Antitrust laws cover a variety of business transactions

In last week's post, we discussed how San Jose has filed an appeal to the United States Supreme Court regarding Major League Baseball and antitrust laws. The antitrust laws in this country are meant to help stop illegal mergers and business practices. There are three core antitrust laws on the federal level: the Sherman Act, the Federal Trade Commission Act and the Clayton Act.

The Sherman Act prohibits monopolization and several aspects of potential monopolization. It also prohibits contracts, combinations or conspiracies that lead to trade restraint. This act has very severe penalties for entities that violate the law.
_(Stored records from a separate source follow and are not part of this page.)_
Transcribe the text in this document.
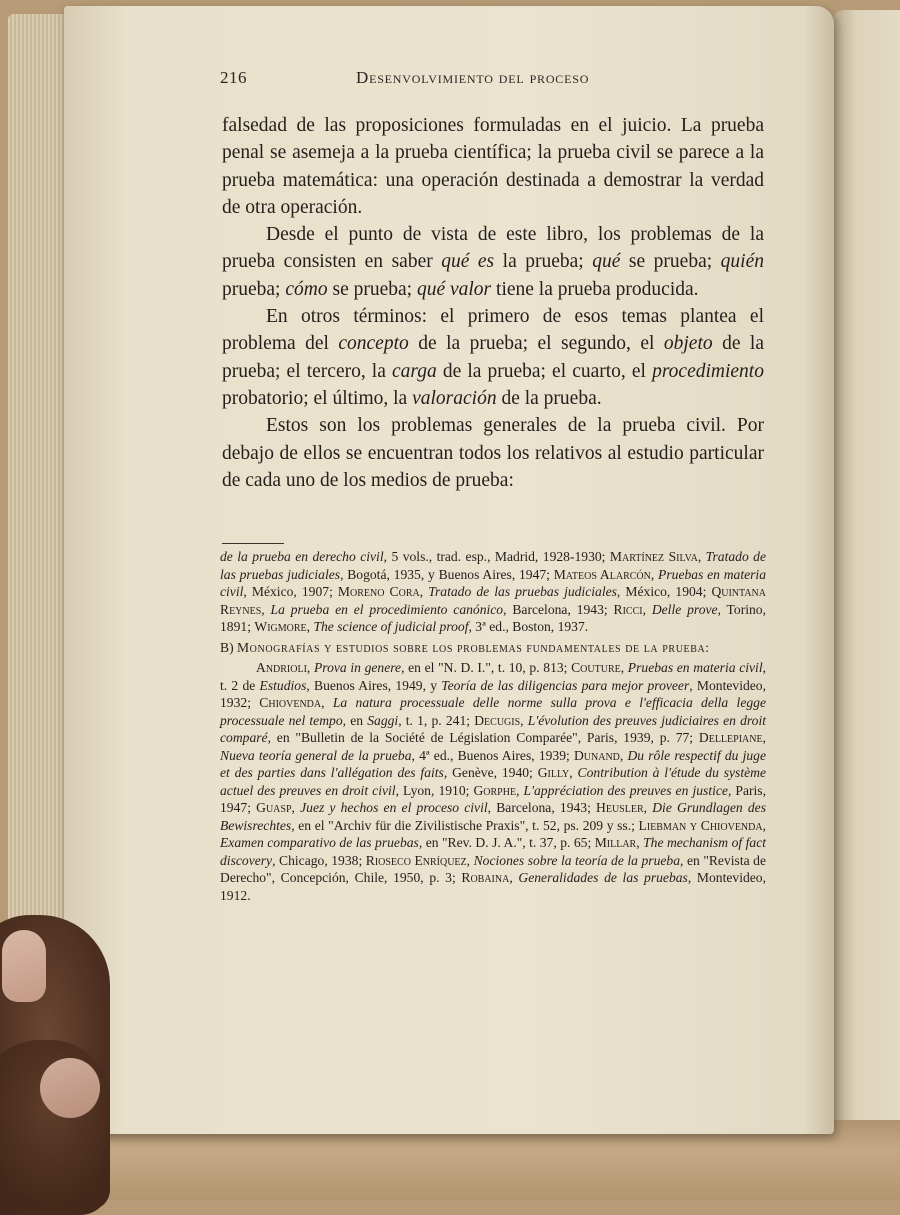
216	Desenvolvimiento del proceso

falsedad de las proposiciones formuladas en el juicio. La prueba penal se asemeja a la prueba científica; la prueba civil se parece a la prueba matemática: una operación destinada a demostrar la verdad de otra operación.

Desde el punto de vista de este libro, los problemas de la prueba consisten en saber qué es la prueba; qué se prueba; quién prueba; cómo se prueba; qué valor tiene la prueba producida.

En otros términos: el primero de esos temas plantea el problema del concepto de la prueba; el segundo, el objeto de la prueba; el tercero, la carga de la prueba; el cuarto, el procedimiento probatorio; el último, la valoración de la prueba.

Estos son los problemas generales de la prueba civil. Por debajo de ellos se encuentran todos los relativos al estudio particular de cada uno de los medios de prueba:

de la prueba en derecho civil, 5 vols., trad. esp., Madrid, 1928-1930; Martínez Silva, Tratado de las pruebas judiciales, Bogotá, 1935, y Buenos Aires, 1947; Mateos Alarcón, Pruebas en materia civil, México, 1907; Moreno Cora, Tratado de las pruebas judiciales, México, 1904; Quintana Reynes, La prueba en el procedimiento canónico, Barcelona, 1943; Ricci, Delle prove, Torino, 1891; Wigmore, The science of judicial proof, 3ª ed., Boston, 1937.

B) Monografías y estudios sobre los problemas fundamentales de la prueba:

Andrioli, Prova in genere, en el "N. D. I.", t. 10, p. 813; Couture, Pruebas en materia civil, t. 2 de Estudios, Buenos Aires, 1949, y Teoría de las diligencias para mejor proveer, Montevideo, 1932; Chiovenda, La natura processuale delle norme sulla prova e l'efficacia della legge processuale nel tempo, en Saggi, t. 1, p. 241; Decugis, L'évolution des preuves judiciaires en droit comparé, en "Bulletin de la Société de Législation Comparée", Paris, 1939, p. 77; Dellepiane, Nueva teoría general de la prueba, 4ª ed., Buenos Aires, 1939; Dunand, Du rôle respectif du juge et des parties dans l'allégation des faits, Genève, 1940; Gilly, Contribution à l'étude du système actuel des preuves en droit civil, Lyon, 1910; Gorphe, L'appréciation des preuves en justice, Paris, 1947; Guasp, Juez y hechos en el proceso civil, Barcelona, 1943; Heusler, Die Grundlagen des Bewisrechtes, en el "Archiv für die Zivilistische Praxis", t. 52, ps. 209 y ss.; Liebman y Chiovenda, Examen comparativo de las pruebas, en "Rev. D. J. A.", t. 37, p. 65; Millar, The mechanism of fact discovery, Chicago, 1938; Rioseco Enríquez, Nociones sobre la teoría de la prueba, en "Revista de Derecho", Concepción, Chile, 1950, p. 3; Robaina, Generalidades de las pruebas, Montevideo, 1912.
Criminal penalties of up to $1 million for individuals or $100 million for corporations are possible. Those amounts might be increased in some cases. Along with those penalties, up to 10 years in prison is possible.

The Federal Trade Commission Act is an act that the FTC can use to stop unfair competition or deceptive acts. The Supreme Court has ruled that all violations of the Sherman Act violate the FTC Act, so this allows the FTC to bring cases that involve these practices.

The Clayton Act covers some practices, such as interlocking directorates and mergers, that aren't prohibited by the Sherman Act. This act notes that acquisitions and mergers that might lessen competition or that tend to create a monopoly are prohibited.

As you can tell, these antitrust laws provide protections against monopolies. These laws mean that business decisions like acquisitions and mergers mustn't violate the laws. Penalties for violating the laws are serious, so businesses considering these types of business deals should ensure they aren't violating the laws.